The river was selected as the symbol of this year's Season of Creation, an ecumenical period that runs from Sept. 1, the World Day of Prayer for the Care of Creation, to Oct. 4, the feast of St. Francis of Assisi. Organizers have invited Christians "to join the river of justice and peace" by speaking out on behalf of communities most impacted by climate change and biodiversity loss. Events include prayer services, educational symposia and an event endorsing a global fossil fuel non-proliferation treaty. Participants are also invited to pray for action from world leaders at the United Nations climate summit, COP28, in Doha, Qatar, in December.
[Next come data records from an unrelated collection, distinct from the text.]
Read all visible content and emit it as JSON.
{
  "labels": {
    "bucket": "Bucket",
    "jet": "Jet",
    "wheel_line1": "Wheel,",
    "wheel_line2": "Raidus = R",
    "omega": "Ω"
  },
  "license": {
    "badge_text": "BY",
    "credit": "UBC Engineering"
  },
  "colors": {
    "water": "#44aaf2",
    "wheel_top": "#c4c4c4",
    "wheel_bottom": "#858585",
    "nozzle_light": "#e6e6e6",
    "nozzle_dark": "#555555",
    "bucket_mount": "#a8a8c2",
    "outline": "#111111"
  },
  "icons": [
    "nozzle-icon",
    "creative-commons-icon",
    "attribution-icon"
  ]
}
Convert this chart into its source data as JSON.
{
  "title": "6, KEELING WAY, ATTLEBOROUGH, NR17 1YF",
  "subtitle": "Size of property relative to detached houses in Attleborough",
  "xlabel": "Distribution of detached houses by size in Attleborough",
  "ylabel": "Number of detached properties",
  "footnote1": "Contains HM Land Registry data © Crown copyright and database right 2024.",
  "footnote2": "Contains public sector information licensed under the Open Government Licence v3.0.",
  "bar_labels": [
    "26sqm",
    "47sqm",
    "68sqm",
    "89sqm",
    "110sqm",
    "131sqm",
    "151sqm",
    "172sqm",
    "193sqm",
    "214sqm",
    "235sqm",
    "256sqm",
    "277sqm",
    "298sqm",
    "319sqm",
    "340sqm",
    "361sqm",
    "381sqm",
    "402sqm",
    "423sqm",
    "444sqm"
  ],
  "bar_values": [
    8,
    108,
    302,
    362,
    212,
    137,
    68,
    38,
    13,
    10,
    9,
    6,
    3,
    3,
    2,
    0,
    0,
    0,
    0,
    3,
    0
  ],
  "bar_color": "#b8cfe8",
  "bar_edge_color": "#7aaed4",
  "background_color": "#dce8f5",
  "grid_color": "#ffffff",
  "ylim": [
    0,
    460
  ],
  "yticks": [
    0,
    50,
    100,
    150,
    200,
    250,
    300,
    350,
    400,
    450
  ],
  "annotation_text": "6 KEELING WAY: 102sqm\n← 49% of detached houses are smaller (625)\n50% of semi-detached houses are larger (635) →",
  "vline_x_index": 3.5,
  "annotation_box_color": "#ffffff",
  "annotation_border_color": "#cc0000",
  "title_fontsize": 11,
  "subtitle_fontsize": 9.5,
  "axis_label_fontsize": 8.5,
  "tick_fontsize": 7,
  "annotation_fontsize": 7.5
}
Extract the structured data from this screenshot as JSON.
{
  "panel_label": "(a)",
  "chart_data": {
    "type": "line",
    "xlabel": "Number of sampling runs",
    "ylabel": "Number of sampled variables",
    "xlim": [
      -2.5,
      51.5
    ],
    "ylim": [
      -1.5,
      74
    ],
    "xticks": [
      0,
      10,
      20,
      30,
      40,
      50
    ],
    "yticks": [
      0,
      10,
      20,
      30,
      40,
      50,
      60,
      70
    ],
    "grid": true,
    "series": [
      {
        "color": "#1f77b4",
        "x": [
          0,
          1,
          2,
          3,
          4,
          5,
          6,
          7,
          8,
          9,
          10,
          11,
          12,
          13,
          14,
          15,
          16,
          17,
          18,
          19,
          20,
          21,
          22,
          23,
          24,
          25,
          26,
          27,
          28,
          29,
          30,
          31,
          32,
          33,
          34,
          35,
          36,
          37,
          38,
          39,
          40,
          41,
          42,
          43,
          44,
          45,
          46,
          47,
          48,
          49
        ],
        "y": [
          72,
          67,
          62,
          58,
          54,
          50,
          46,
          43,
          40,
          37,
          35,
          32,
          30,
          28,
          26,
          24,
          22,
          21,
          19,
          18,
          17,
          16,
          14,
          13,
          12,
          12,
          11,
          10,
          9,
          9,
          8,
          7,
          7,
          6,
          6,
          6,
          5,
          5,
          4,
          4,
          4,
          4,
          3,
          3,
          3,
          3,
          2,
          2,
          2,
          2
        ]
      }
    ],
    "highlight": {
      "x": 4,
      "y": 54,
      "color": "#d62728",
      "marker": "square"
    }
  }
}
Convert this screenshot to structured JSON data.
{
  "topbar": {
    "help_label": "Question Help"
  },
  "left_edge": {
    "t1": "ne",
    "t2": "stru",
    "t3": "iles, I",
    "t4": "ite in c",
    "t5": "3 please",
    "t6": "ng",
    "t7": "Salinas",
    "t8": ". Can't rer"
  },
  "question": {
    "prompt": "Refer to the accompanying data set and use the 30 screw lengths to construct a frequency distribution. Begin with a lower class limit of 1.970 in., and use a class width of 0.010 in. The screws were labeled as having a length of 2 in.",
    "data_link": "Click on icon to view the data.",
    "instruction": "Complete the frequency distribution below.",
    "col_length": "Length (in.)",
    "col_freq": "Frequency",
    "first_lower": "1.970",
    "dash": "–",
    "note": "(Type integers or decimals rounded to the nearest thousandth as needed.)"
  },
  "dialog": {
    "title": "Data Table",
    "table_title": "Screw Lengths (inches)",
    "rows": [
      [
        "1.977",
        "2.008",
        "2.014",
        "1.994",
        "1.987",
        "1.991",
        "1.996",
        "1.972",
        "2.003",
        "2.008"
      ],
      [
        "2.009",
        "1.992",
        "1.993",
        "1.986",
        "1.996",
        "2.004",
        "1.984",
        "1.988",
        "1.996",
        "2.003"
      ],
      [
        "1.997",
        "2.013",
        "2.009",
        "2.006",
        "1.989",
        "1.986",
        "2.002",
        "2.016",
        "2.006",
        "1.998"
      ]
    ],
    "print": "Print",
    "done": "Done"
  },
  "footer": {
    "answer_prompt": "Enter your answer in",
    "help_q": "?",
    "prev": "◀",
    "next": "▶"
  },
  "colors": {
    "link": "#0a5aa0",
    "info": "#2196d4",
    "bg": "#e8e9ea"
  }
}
Since 2019, Pope Francis has encouraged Catholics to join in celebrating the season. In his own message, released in May, the pope called on world leaders to cease the "madness" of new fossil fuel extraction and "to put an end to the senseless war against creation."

At his general audience in St. Peter's Square on Wednesday (Aug. 30), Francis announced that he will issue on Oct. 4 an apostolic exhortation updating his landmark encyclical "Laudato Si', on Care for Our Common Home" to reflect on the extreme weather facing vast parts of the world.

Climate change has exacerbated challenges posed by water across the country. In Florida's Gulf Coast, residents braced as Hurricane Idalia made landfall Wednesday after quickly strengthening to a Category 3 storm. While climate scientists are cautious to link climate change with a single storm, patterns of increasingly warm ocean waters, including around Florida, provide fuel for hurricanes to intensify more rapidly.

In the West, 40 million people in seven states face a looming water crisis as the Colorado River dries up from overuse and a historic drought. Elsewhere, lakes such as Lake Powell and Utah's Great Salt Lake, have fallen to dangerously low levels, in some cases revealing once-sunken ships and human remains.

The Colorado River water runs through Central Arizona Project canals in Pinal County, Arizona, April 9. (OSV News/Rebecca Noble, Reuters)

The Colorado River water runs through Central Arizona Project canals in Pinal County, Arizona, April 9. (OSV News/Rebecca Noble, Reuters)

The bishops in their statement said the nation "must pursue rapid decarbonization" as part of "an energy revolution" in order to seriously address climate change, such as through the Inflation Reduction Act's historic clean energy investments that the U.S. bishops' conference endorsed. But those efforts cannot be conducted "on the backs of the poor and under-privileged" both at home and abroad, they said.

"We recognize this pursuit takes place amidst the complex threats of an increasingly multipolar world, with wars and threat of wars and other critical considerations of justice to our common home and the most vulnerable. This dilemma cries out for greater discernment and action to address both 'the cry of the earth and the cry of the poor,' " the U.S. prelates wrote.

Along with engaging in civic life, which they said is essential for integral ecology, the bishops urged Catholics to seek simplicity in their lives, especially in the U.S. where "we face a perennial temptation to live beyond our needs" even as income gaps widen between the economically rich and poor.

"An ecological lifestyle is not about pauperism or austerity, but an invitation to modesty and simplicity that increases our freedom to live as we ought regardless of our economic means," the bishops said. "To live simply allows both the poor and rich to share in a common solidarity with each other and with creation, remembering where all resources ultimately come from."